China Banking Sector has emerged from the under shackles of communism like a phoenix vowing a complete reversal from the trend of 'policy lending'.
So long China's banking model has been starkly different from that observed in most parts of the world. Instead of calculating investment and expenditure incurred by savings at the market-governed interest rates, China Banking Sector has been gathering savings from individuals and channelising them to Party priorities. Presently, non-performing loans (NPLs) constitutes more than 20 % of the outstanding loans for the overall banking sector, a fallout of the planned economic model.
However, a fresh gust of change is perceptible in the Banking Sector market in china. Banking Regulatory Commission of china affirms that the share of NPLs for domestic banks was marked at 19.7 % in June 2005, a decrease of 3.52 % points at the beginning of the year.

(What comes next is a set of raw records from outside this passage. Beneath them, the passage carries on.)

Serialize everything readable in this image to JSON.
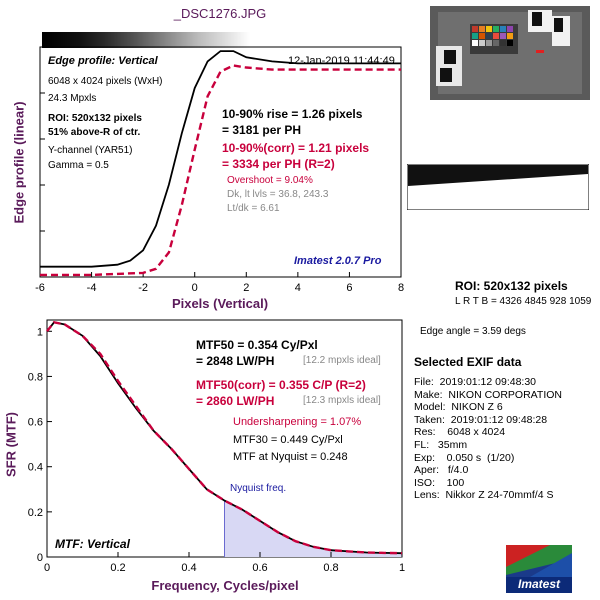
{
  "file_title": "_DSC1276.JPG",
  "top_panel": {
    "heading": "Edge profile: Vertical",
    "timestamp": "12-Jan-2019 11:44:49",
    "dims": "6048 x 4024 pixels (WxH)",
    "mpxls": "24.3 Mpxls",
    "roi": "ROI: 520x132 pixels",
    "above_r": "51% above-R of ctr.",
    "channel": "Y-channel  (YAR51)",
    "gamma": "Gamma = 0.5",
    "rise_line1": "10-90% rise = 1.26 pixels",
    "rise_line2": "= 3181 per PH",
    "corr_line1": "10-90%(corr) = 1.21 pixels",
    "corr_line2": "= 3334 per PH  (R=2)",
    "overshoot": "Overshoot = 9.04%",
    "levels": "Dk, lt lvls = 36.8, 243.3",
    "ltdk": "Lt/dk = 6.61",
    "brand": "Imatest 2.0.7 Pro",
    "ylabel": "Edge profile (linear)",
    "xlabel": "Pixels (Vertical)"
  },
  "bottom_panel": {
    "mtf50_line1": "MTF50 = 0.354 Cy/Pxl",
    "mtf50_line2": "= 2848 LW/PH",
    "mtf50_ideal": "[12.2 mpxls ideal]",
    "mtf50c_line1": "MTF50(corr) = 0.355 C/P  (R=2)",
    "mtf50c_line2": "= 2860 LW/PH",
    "mtf50c_ideal": "[12.3 mpxls ideal]",
    "undersharp": "Undersharpening = 1.07%",
    "mtf30": "MTF30 = 0.449 Cy/Pxl",
    "nyq_mtf": "MTF at Nyquist = 0.248",
    "nyq_label": "Nyquist freq.",
    "heading": "MTF: Vertical",
    "ylabel": "SFR (MTF)",
    "xlabel": "Frequency, Cycles/pixel"
  },
  "right_panel": {
    "roi_title": "ROI: 520x132 pixels",
    "lrtb": "L R  T B = 4326 4845  928 1059",
    "edge_angle": "Edge angle = 3.59 degs",
    "exif_title": "Selected EXIF data",
    "exif_lines": [
      "File:  2019:01:12 09:48:30",
      "Make:  NIKON CORPORATION",
      "Model:  NIKON Z 6",
      "Taken:  2019:01:12 09:48:28",
      "Res:    6048 x 4024",
      "FL:   35mm",
      "Exp:    0.050 s  (1/20)",
      "Aper:   f/4.0",
      "ISO:    100",
      "Lens:  Nikkor Z 24-70mmf/4 S"
    ],
    "logo_text": "Imatest"
  },
  "chart_data": [
    {
      "type": "line",
      "title": "Edge profile: Vertical",
      "xlabel": "Pixels (Vertical)",
      "ylabel": "Edge profile (linear)",
      "xlim": [
        -6,
        8
      ],
      "ylim": [
        0,
        1.12
      ],
      "x_ticks": [
        -6,
        -4,
        -2,
        0,
        2,
        4,
        6,
        8
      ],
      "grid": false,
      "series": [
        {
          "name": "",
          "color": "#000000",
          "style": "solid",
          "x": [
            -6,
            -5,
            -4,
            -3,
            -2.5,
            -2,
            -1.5,
            -1,
            -0.5,
            0,
            0.5,
            1,
            1.5,
            2,
            3,
            4,
            5,
            6,
            7,
            8
          ],
          "y": [
            0.05,
            0.05,
            0.05,
            0.06,
            0.08,
            0.13,
            0.25,
            0.45,
            0.7,
            0.92,
            1.05,
            1.1,
            1.1,
            1.07,
            1.05,
            1.04,
            1.04,
            1.04,
            1.04,
            1.04
          ]
        },
        {
          "name": "",
          "color": "#c8003c",
          "style": "dashed",
          "x": [
            -6,
            -4,
            -2,
            -1.5,
            -1,
            -0.5,
            0,
            0.5,
            1,
            1.5,
            2,
            3,
            4,
            5,
            6,
            7,
            8
          ],
          "y": [
            0.01,
            0.01,
            0.02,
            0.04,
            0.12,
            0.35,
            0.62,
            0.88,
            1.0,
            1.03,
            1.02,
            1.01,
            1.01,
            1.01,
            1.01,
            1.01,
            1.01
          ]
        }
      ]
    },
    {
      "type": "line",
      "title": "MTF: Vertical",
      "xlabel": "Frequency, Cycles/pixel",
      "ylabel": "SFR (MTF)",
      "xlim": [
        0,
        1
      ],
      "ylim": [
        0,
        1.05
      ],
      "x_ticks": [
        0,
        0.2,
        0.4,
        0.6,
        0.8,
        1
      ],
      "y_ticks": [
        0,
        0.2,
        0.4,
        0.6,
        0.8,
        1
      ],
      "grid": false,
      "nyquist_x": 0.5,
      "series": [
        {
          "name": "",
          "color": "#000000",
          "style": "solid",
          "x": [
            0,
            0.02,
            0.05,
            0.1,
            0.15,
            0.2,
            0.25,
            0.3,
            0.35,
            0.4,
            0.45,
            0.5,
            0.55,
            0.6,
            0.65,
            0.7,
            0.75,
            0.8,
            0.85,
            0.9,
            0.95,
            1.0
          ],
          "y": [
            1.0,
            1.04,
            1.03,
            0.98,
            0.89,
            0.77,
            0.66,
            0.56,
            0.48,
            0.39,
            0.3,
            0.25,
            0.21,
            0.16,
            0.11,
            0.07,
            0.045,
            0.03,
            0.025,
            0.02,
            0.018,
            0.017
          ]
        },
        {
          "name": "",
          "color": "#c8003c",
          "style": "dashed",
          "x": [
            0,
            0.02,
            0.05,
            0.1,
            0.15,
            0.2,
            0.25,
            0.3,
            0.35,
            0.4,
            0.45,
            0.5,
            0.55,
            0.6,
            0.65,
            0.7,
            0.75,
            0.8,
            0.85,
            0.9,
            0.95,
            1.0
          ],
          "y": [
            1.0,
            1.04,
            1.03,
            0.98,
            0.9,
            0.78,
            0.67,
            0.56,
            0.48,
            0.39,
            0.3,
            0.25,
            0.21,
            0.16,
            0.11,
            0.07,
            0.045,
            0.03,
            0.025,
            0.02,
            0.018,
            0.017
          ]
        }
      ]
    }
  ]
}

RNCOS' recent market research report, "China Banking Sector Analysis (2006-2009)", talks about the reforming face of banking sector vis-a-vis the opportunities and challenges in future.
Analysts assert that - "the NPL (non-performing loan) rate of major commercial banks in China fell from 17.9 % at the end of 2003 to 8.9 % at the end of 2005. At the end of 2005, the NPL rate for city commercial banks had fallen nearly 4 % to 7.73 %".